Repair of atrioventricular canal malformation in the first year of life

HW Bender Jr, JW Hammon Jr, SG Hubbard, J Muirhead and TP Graham

Disappointing results with pulmonary artery banding and subsequent correction led to the decision in 1977 that all infants presenting to our hospital with atrioventricular (AV) canal and evidence of severe heart failure, lack of growth, or pulmonary hypertension should have early operative correction. Since that time 24 consecutive infants have undergone repair. All had refractory heart failure. Average age at operation was 18 weeks (3 to 38) and average weight was 4.3 kg (2.3 to 6.4). Only four patients were older than 6 months of age at operation. Preoperative peak pulmonary artery pressure was 81 +/- 3.3 mm Hg, which was equal to systemic arterial pressure in all cases.

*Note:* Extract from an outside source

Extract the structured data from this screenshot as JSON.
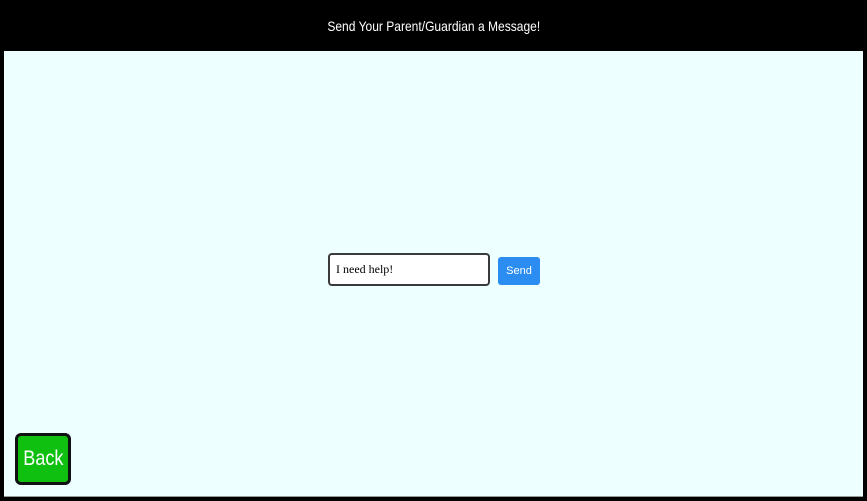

Mean pulmonary-to- systemic resistance ratio was 0.28 +/- 0.05. five patients had moderate mitral regurgitation and five had a ductus arteriosus. Three had significant associated malformations. Profound hypothermia and circulatory arrest were utilized in all patients. Common AV valve tissue was divided and valvular integrity was ensured by resuspension to a single Dacron patch which closed both the atrial and ventricular defects. Operative death occurred in two patients (8%) both with associated defects (one with total anomalous pulmonary venous connection and the other with coarctation). One late death occurred in a patient with associated partial anomalous pulmonary venous connection, and one patient has had a pacemaker implanted. Survivors have been followed for 7 to 60 months. All patients are growing at an increased rate postoperatively. All cardiac medications have been discontinued in 16 of 21 patients. Operative repair of complete atrioventricular canal can be performed in infancy with low operative and late death rates and will relieve signs and symptoms of heart failure and allow more normal growth and development. On the basis of this experience, it appears unnecessary to delay operative correction with the known increased risk of the development of pulmonary hypertension.